新エネルギーの普及に向けて、揚水発電所を大幅に増設

(中国)

中国北アジア課

2021年03月26日

国営の電力送配電会社である国家電網(注1)は3月19日、第14次5カ年規画(2021~2025年)中に、揚水発電(注2)の発電設備容量(注3)を新たに合計2,000万キロワット(kW)以上増やすことを目標とし、揚水発電所を大幅に増設すると発表した。揚水発電は、電力需要の変動に合わせて常に発電量を調整できるため、発電量の安定しない太陽光や風力といった新エネルギー発電と組み合わせて使うことで、安定的な送電を行うことができる。国家電網が既に建設済みの揚水発電所は22基、総発電設備容量は6,229万kWとなっている。

2020年9月の国連総会において、習近平国家主席が2060年までに、二酸化炭素(CO2)排出量を実質ゼロにするカーボンニュートラルを目指すと表明。2021年3月5日の第13期全国人民代表大会(全人代)第4回会議で李克強首相が発表した政府活動報告では、第14次5カ年規画中の数値目標として、単位GDP当たりのCO2排出量を5年間で18%引き下げるとしている(2021年3月10日記事参照)。目標達成のため、太陽光や風力エネルギーといった新エネルギー発電を増やしていく方針だ。そこで、揚水発電の利用増も予想される。既に揚水発電所の増設に向けた取り組みは開始されており、日系企業も参入している。2021年2月には東芝エネルギーシステムズが、同社の中国グループ会社が国家電網の子会社である国網新網から、浙江省に建設予定の浙江寧海揚水発電所向けに水力発電設備を受注したと発表した。

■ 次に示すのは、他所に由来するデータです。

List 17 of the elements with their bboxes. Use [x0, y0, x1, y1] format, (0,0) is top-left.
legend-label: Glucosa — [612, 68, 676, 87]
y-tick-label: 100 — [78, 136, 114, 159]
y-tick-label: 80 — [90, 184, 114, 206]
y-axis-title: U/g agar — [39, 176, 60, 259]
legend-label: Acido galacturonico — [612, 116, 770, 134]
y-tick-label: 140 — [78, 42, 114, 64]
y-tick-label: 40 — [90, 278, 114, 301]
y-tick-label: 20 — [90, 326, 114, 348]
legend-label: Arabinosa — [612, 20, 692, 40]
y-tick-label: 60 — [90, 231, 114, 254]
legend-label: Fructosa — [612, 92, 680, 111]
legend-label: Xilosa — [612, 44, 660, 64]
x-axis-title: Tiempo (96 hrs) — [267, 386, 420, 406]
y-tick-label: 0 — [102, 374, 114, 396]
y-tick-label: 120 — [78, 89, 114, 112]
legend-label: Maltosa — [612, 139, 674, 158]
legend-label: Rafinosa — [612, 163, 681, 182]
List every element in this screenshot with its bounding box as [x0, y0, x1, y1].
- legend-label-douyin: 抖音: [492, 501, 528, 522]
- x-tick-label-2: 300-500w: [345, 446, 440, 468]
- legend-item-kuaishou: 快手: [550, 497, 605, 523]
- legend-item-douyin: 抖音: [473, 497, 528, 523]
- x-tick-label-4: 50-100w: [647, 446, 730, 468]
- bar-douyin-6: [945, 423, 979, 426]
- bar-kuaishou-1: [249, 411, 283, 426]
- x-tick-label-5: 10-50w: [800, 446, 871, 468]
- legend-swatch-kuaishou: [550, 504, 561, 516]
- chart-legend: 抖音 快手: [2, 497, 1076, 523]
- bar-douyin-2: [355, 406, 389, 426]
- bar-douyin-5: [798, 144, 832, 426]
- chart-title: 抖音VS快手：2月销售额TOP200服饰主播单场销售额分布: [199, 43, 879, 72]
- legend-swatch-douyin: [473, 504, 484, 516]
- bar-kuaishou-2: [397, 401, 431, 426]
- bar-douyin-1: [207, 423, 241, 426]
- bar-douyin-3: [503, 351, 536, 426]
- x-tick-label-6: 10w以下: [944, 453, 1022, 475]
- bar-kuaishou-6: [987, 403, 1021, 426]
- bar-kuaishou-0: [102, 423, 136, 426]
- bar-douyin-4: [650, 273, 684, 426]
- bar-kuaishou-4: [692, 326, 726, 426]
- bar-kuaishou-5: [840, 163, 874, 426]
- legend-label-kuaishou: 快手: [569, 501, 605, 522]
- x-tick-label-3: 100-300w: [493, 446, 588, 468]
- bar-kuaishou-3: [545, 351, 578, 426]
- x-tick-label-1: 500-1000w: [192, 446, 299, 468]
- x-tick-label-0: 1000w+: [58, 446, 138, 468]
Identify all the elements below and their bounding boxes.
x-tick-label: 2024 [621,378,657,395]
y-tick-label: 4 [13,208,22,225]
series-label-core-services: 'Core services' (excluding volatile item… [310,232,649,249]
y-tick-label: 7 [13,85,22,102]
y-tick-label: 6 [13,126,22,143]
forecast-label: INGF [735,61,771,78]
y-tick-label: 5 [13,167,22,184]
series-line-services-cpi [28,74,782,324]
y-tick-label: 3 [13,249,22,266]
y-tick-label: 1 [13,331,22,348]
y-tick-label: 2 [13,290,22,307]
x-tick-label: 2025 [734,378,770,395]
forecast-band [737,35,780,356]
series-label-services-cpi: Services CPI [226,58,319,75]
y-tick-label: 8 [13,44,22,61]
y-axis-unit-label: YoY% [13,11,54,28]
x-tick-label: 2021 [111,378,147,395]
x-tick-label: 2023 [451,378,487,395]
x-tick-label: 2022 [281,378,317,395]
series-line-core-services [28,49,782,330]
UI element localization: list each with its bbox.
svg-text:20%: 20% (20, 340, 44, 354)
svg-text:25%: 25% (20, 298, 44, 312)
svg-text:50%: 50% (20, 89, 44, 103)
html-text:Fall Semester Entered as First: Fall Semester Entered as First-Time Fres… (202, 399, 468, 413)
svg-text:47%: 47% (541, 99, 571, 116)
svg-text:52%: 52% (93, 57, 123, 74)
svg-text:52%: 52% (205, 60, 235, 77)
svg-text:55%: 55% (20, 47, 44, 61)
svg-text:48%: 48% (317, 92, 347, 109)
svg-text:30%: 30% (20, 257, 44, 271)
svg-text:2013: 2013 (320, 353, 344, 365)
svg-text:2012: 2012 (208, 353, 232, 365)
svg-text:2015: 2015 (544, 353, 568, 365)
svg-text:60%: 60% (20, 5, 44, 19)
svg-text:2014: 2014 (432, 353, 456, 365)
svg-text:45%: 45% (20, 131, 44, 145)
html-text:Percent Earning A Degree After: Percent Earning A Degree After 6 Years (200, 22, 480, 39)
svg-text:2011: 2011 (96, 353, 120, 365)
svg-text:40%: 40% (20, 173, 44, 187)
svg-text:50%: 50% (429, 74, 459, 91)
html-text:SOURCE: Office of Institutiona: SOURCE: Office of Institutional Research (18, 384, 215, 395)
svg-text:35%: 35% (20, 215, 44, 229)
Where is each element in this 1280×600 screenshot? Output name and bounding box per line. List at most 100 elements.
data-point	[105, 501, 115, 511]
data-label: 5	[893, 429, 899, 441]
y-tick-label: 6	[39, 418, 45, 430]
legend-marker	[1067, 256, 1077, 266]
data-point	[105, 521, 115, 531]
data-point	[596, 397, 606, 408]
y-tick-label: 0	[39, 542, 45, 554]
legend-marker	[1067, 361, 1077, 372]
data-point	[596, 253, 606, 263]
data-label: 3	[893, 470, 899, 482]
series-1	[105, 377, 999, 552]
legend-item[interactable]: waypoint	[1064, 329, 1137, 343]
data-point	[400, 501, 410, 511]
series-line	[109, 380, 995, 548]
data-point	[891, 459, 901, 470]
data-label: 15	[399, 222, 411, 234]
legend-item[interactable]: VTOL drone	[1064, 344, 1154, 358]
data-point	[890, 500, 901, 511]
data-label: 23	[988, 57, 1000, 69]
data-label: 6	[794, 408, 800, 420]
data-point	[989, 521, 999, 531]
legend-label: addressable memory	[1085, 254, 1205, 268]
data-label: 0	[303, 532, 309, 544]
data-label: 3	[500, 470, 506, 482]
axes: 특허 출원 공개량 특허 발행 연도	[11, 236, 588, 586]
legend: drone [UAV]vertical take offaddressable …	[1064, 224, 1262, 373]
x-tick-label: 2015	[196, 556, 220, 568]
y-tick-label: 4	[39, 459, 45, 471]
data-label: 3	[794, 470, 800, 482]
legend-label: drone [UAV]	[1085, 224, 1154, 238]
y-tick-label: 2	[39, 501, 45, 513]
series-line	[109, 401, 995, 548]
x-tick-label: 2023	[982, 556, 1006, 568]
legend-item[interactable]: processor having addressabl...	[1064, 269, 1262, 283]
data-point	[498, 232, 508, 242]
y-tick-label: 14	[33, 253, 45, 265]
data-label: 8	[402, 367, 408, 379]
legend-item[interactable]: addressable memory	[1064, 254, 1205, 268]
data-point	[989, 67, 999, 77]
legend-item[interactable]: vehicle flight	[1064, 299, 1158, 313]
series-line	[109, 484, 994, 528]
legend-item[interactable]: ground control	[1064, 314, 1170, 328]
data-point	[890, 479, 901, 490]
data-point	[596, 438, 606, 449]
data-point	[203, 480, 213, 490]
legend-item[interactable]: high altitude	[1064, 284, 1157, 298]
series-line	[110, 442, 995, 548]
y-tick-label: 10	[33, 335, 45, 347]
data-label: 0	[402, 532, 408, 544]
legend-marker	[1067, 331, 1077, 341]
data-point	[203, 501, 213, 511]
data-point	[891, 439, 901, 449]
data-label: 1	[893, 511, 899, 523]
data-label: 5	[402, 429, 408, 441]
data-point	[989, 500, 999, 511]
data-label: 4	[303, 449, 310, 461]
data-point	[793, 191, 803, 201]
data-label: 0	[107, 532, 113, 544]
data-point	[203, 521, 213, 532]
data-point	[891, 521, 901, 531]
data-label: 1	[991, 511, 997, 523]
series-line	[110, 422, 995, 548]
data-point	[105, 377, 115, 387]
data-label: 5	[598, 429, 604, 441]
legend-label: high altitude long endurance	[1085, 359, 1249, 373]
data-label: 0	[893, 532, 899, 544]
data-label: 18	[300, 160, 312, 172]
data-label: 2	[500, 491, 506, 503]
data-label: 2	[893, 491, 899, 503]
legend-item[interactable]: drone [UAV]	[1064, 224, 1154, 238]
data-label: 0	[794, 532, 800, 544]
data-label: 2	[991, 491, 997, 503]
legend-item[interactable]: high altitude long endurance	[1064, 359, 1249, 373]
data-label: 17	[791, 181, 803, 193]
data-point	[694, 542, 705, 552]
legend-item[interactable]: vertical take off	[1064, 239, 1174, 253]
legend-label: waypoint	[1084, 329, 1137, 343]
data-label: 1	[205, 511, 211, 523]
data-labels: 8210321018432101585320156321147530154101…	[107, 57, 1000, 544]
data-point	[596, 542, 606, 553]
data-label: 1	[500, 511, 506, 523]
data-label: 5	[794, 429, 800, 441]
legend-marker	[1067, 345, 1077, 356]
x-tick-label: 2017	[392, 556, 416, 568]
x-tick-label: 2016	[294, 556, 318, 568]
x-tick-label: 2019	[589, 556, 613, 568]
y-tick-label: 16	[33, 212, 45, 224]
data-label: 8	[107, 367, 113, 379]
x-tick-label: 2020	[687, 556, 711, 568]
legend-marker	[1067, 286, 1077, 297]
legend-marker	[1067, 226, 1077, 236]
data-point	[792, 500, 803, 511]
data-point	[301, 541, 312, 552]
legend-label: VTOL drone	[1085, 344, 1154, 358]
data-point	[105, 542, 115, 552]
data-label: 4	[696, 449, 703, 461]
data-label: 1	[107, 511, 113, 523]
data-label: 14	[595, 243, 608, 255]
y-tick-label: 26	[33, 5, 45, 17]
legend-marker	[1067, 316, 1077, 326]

カーボンニュートラル実現を目指す機運が世界的に高まる中、中国外でも、新エネルギーとともに揚水発電への注目が高まっている。2020年11月には、国際水力発電協会(IHA)が米国のエネルギー省とともに、11カ国および60を超える関連団体(注4)と揚水発電に関する国際フォーラム外部サイトへ、新しいウィンドウで開きますを立ち上げた。同フォーラムでは、技術やマーケットに関する障壁を乗り越えるため、政策提言や意見交換を行うという。

(注1)発電・送配電を一元的に行ってきた国有企業の中国国家電力を、2002年に発電部門と送配電部門に分割し、送配電に関しては国家電網と中国南方電網の2社が設立された。国家電網は、26省、国土の88%の送配電ネットワークを管轄する。

(注2)揚水発電は、夜間など電気の使用量が少ない時間帯に余剰電力で揚水ポンプを動かし、水を低いところから高いところにくみ上げ、日中など電気が必要な時間帯にくみ上げておいた水を落として、水車を回して発電する方式。

(注3)発電設備における最大出力容量を示す。100万kWの発電設備容量はおよそ原子力発電所1基分とされる。

(注4)参加国は、米国、オーストリア、ブラジル、エストニア、ギリシャ、インド、インドネシア、イスラエル、モロッコ、ノルウェー、スイス。関連団体には、世界銀行やアジア開発銀行(ADB)といった国際金融機関やNPO、電力事業者などが含まれる。